Process Lots (or corner lots) are special-modified-wafers that help verifying chip design robustness to accommodate process variations that statistically occur in wafer production over the years.
One of the products that semiconductor foundries offer is process lots (also called: corner lots, split lots or skewed lots). Corner lots wafers are a group of wafers which have been skewed by the fab to different corners.
The purpose of process lots is to help you find out whether your design will be immune to process variations in the future. A successful corner lot exercise includes production of process lots in all different corners. Thereafter these wafers need to pass the electrical test (by the ATE) at all corners.

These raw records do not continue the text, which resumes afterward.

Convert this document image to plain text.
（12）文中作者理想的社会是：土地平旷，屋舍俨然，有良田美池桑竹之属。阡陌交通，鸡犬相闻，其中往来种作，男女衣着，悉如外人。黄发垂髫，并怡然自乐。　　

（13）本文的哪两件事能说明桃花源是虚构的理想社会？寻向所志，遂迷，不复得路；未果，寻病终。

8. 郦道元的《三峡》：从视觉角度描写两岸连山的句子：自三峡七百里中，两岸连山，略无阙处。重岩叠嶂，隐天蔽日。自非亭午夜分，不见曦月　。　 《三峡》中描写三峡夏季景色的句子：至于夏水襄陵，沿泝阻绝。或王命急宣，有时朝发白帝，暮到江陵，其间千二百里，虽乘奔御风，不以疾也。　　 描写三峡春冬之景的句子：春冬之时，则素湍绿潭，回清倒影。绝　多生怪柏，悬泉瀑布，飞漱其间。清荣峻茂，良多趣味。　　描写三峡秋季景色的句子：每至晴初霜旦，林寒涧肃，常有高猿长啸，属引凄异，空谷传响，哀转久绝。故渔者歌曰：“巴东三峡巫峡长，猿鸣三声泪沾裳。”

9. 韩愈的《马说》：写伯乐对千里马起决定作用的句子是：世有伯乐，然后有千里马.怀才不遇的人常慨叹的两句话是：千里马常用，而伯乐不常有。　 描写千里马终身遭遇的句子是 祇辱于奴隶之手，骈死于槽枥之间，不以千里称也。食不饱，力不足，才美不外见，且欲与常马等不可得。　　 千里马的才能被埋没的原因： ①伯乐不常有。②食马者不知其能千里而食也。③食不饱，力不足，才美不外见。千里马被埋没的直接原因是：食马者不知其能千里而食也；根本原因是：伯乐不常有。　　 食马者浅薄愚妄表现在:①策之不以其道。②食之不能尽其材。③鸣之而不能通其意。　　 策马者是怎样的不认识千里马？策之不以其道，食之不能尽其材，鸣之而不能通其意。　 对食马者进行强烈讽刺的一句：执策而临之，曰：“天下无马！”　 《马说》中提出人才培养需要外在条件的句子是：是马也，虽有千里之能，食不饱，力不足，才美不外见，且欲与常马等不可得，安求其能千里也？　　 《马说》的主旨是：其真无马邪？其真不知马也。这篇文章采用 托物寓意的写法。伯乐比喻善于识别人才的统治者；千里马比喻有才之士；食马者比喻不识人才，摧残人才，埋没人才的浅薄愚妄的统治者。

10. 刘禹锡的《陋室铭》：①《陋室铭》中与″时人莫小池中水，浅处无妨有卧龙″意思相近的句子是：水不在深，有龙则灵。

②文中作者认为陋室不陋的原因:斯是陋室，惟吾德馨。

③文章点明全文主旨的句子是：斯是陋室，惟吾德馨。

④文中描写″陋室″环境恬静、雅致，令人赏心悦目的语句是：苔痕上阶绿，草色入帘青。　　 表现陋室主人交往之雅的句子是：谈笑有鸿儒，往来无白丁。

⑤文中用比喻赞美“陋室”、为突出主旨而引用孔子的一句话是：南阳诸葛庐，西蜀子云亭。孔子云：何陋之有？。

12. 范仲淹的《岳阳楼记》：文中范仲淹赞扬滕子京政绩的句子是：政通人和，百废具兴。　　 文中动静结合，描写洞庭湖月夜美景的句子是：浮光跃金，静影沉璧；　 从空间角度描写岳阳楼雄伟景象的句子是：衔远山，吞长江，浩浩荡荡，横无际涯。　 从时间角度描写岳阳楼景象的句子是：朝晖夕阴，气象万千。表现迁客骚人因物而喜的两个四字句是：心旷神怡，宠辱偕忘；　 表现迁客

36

The industry is using two-letter designation to describe the different corners, where the first letter refers to the NMOS device, and the second refers to the PMOS device. There are 5 classic corners:
- FF (fast fast)
- SF (slow fast)
- SS (slow slow)
- FS (fast slow)
- TT (typical typical)
The FF corner, for instance, is obtained by skewing both P and N devices to the fast corner. The TT corner is the center corner where wafers are normally produced (e.g. typical process parameters).
In typically chip project schedule, corner lots should be produced just after tapeout or before releasing to production.
Silicon foundries are also offering skewing of different parameters to see the effect of specific parameters on memory blocks for example. This will require deeper discussions with the process engineers to help identifying parameters in the process that can provide benefits.